FIG. 20 shows a flow chart of the overall experimental design. All scaffolds were designed on a desktop computer using the Rhinoceros 4.0 3D imaging package. Scaffolds had a 7.5 mm diameter and a 5 mm height. For the bone region, the scaffolds had a 250 μm pore size and a 375 μm layer height. The pores in the bone regions of the scaffold were half the size in width of the small vascular channels, and were closely packed layer by layer, as opposed to the vascular tubes which were long interconnected channels.
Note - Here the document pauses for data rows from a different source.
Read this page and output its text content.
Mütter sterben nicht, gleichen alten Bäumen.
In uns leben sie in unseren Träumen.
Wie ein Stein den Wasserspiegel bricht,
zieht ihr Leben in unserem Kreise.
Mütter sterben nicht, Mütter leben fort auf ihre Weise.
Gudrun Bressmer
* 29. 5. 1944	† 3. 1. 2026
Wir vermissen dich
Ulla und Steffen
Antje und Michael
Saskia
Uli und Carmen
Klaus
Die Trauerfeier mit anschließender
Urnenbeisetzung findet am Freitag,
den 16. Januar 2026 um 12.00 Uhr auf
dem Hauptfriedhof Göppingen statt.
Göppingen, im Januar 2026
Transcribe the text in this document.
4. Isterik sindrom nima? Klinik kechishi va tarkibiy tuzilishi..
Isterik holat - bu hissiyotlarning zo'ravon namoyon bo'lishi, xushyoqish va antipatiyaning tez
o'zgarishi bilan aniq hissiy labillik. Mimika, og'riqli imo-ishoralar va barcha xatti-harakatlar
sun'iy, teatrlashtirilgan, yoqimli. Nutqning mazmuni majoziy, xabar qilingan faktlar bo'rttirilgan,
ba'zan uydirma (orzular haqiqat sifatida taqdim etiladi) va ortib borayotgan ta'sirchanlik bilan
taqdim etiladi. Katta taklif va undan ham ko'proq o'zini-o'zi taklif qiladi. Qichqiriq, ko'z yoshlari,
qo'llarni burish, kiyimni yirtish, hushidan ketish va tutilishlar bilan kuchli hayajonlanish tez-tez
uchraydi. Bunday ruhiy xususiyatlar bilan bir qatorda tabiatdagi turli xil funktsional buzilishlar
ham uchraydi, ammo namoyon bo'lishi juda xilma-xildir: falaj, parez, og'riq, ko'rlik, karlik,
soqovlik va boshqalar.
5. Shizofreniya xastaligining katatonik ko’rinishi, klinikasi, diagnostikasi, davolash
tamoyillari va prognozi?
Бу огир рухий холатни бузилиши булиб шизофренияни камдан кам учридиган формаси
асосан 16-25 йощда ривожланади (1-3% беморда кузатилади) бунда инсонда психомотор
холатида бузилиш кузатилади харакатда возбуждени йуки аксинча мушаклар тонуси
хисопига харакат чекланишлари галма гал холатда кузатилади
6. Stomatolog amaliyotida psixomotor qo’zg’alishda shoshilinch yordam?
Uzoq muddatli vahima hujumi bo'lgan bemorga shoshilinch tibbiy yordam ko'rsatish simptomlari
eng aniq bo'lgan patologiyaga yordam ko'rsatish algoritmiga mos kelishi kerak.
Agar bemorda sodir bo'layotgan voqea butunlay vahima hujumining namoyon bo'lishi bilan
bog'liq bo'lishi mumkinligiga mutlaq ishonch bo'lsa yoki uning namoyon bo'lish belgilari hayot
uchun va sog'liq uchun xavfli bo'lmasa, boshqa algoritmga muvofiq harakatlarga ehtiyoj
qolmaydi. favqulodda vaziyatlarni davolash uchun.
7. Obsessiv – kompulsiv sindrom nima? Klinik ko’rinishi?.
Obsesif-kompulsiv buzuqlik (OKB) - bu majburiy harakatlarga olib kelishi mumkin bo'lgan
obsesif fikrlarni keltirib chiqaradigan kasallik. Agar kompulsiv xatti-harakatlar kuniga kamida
In order to further limit fluid perfusion through the bone matrix, the scaffold geometry was alternated between a simply line pattern and a hexagonal pore pattern, the latter having been shown to promote bone growth [98]. This mechanism may has been recently shown to be a product of the total pore perimeter size, rather than the explicit pore shape [99]. Still, the “hexagonal shape” as it is realized here may provide an opportunity to 3D print hexagonal pores that are smaller than the smallest printable square pores. Within this bone matrix, a series of interconnected horizontal and vertical channels were designed, in order to mimic the arrangement of blood vessels in native bone (FIG. 21, panels A-F). FIG. 21 shows 3D CAD modeling of scaffolds with (panels A, C, E) 500 μm vascular channels and (panels B, D, F) 250 μm vascular channels. Panel G shows schematic illustration of an acetylation chemical functionalization process. The channel diameter was also varied between a 500 μm and a 250 μm radius. All scaffold 3D models were then saved as stl files and processed using the Sli3er software package and saved as gcodes. They were then subsequently printed from polylactic acid (PLA) on a Solidoodle fused deposition modeling (FDM) printer in a layer by layer fashion using the Pronterface software controller interface. Additionally, representative CAD models of the scaffolds' porosity were made using Rhino, and then analyzed for surface area, volume, and pore density.


nHA Synthesis and Carboxylation Functionalization


After initial 3D fabrication, scaffolds were additionally modified with a nHA conjugation. nHA was first synthesized using a wet chemistry procedure and a hydrothermal process, as thoroughly described in previous our studies [4, 100]. Then, nHA particles were conjugated onto scaffolds (FIG. 21, panel G). First, PLA scaffolds were carboxylated. This was achieved by immersing them in an ethylenediamine/n-propanol (1:9 ratio) solution at 60° C. for 5 min. Scaffolds were then extensively washed with deionized water and dried at 35° C. The aminolysed scaffolds were then immersed in a 1% gluteraldehyde solution at room temperature for 3 h to transfer the NH2 groups into CHO groups. After washing extensively, scaffolds were immersed in a solution of 10% w/v nHA at 4° C. for 24 h. The process itself yields a series of layered chemical attachments, finally resulting in a nHA conjugation. From the PLA scaffold up, we have an ester linkage between the PLA and the ethylenediamine, a “schiff's base linkage between the ethylenediamine and the gluteraldehyde and further schiff's base linkage between the gluteraldehyde and the nHA as illustrated.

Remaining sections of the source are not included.